Consolidation Range: The EUR/USD established a consolidation range last week between1.3403 and 1.3255, with possible support down to a 1.3246 pivot. As you can see, this is a sideways market in the short-term after a bullish market that actually started back in July 2012. Note the 4H RSI reading stuck between 40 and 60, a sign that EUR/USD lacks direction. However, you note the bullish bias with price above the 4H 200-SMA.
Breakout: As a trader, a breakout in the direction of the trend (bullish) would be preferred. A rally above 1.3405 for example could revive the bullish outlook that has the 2012 high of 1.3485 in sight. A breakout target using the width of the range would project to (1.3403+(1.3403-1.3255), which is about 1.3550. A way a trader could show this bias in following trends is to trade this bullish breakout with more confidence, and larger position size than a break to the downside if EUR/USD slides below 1.3445 for example.

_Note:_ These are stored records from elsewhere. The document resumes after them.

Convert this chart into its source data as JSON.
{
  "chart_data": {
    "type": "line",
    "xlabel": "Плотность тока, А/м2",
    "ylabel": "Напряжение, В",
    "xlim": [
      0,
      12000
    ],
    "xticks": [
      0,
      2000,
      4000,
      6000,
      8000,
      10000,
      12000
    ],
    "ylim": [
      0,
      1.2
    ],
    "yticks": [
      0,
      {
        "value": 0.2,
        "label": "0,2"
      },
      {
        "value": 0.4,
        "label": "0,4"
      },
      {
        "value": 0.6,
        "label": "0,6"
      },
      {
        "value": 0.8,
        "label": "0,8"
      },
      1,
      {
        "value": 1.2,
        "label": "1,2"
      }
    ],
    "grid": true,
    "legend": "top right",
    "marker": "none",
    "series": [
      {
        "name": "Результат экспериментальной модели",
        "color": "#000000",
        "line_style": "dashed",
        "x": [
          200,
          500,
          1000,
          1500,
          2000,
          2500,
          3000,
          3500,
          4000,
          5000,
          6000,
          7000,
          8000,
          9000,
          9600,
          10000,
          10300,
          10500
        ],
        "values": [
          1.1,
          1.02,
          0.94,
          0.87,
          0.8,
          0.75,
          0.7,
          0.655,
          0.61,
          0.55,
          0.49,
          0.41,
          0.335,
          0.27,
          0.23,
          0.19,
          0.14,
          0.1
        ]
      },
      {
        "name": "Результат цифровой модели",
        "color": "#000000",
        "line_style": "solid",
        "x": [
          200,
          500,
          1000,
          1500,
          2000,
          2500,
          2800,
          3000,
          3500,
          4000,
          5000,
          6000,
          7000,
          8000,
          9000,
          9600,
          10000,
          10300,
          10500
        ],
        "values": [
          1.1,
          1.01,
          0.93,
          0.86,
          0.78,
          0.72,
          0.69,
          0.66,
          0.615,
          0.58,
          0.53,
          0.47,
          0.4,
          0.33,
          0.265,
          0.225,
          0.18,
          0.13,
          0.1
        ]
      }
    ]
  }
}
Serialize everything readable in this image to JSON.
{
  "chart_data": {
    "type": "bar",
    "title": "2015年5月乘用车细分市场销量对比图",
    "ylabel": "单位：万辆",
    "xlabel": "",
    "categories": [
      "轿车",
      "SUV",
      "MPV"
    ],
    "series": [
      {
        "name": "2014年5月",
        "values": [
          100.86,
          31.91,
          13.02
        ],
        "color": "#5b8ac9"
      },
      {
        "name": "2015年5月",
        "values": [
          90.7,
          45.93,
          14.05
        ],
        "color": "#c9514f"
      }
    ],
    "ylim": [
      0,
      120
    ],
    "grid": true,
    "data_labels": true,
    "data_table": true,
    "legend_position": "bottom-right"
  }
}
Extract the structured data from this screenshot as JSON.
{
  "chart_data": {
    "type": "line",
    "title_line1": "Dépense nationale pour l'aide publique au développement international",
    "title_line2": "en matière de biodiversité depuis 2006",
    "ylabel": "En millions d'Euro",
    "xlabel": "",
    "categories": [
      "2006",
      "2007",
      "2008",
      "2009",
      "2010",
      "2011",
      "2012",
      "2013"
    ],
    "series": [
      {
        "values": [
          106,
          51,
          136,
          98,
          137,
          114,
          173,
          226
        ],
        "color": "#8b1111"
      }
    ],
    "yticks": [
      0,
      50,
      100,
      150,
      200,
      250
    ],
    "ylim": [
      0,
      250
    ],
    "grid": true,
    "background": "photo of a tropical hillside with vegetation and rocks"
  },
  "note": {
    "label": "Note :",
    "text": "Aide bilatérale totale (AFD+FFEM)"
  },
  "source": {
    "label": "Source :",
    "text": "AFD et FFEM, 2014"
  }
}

Also in this bearish scenario, there is the 1.32 psychological handle at 50% retracement, and more aggressively the 61.8% retracement at 1.3152, which was also the December consolidation support, as targets/supports. Only a break below 1.3150 should open up further bearish outlook, after which stronger position size could be added to the downside with more evidence of a bearish trend (reversal against July-January rally) development.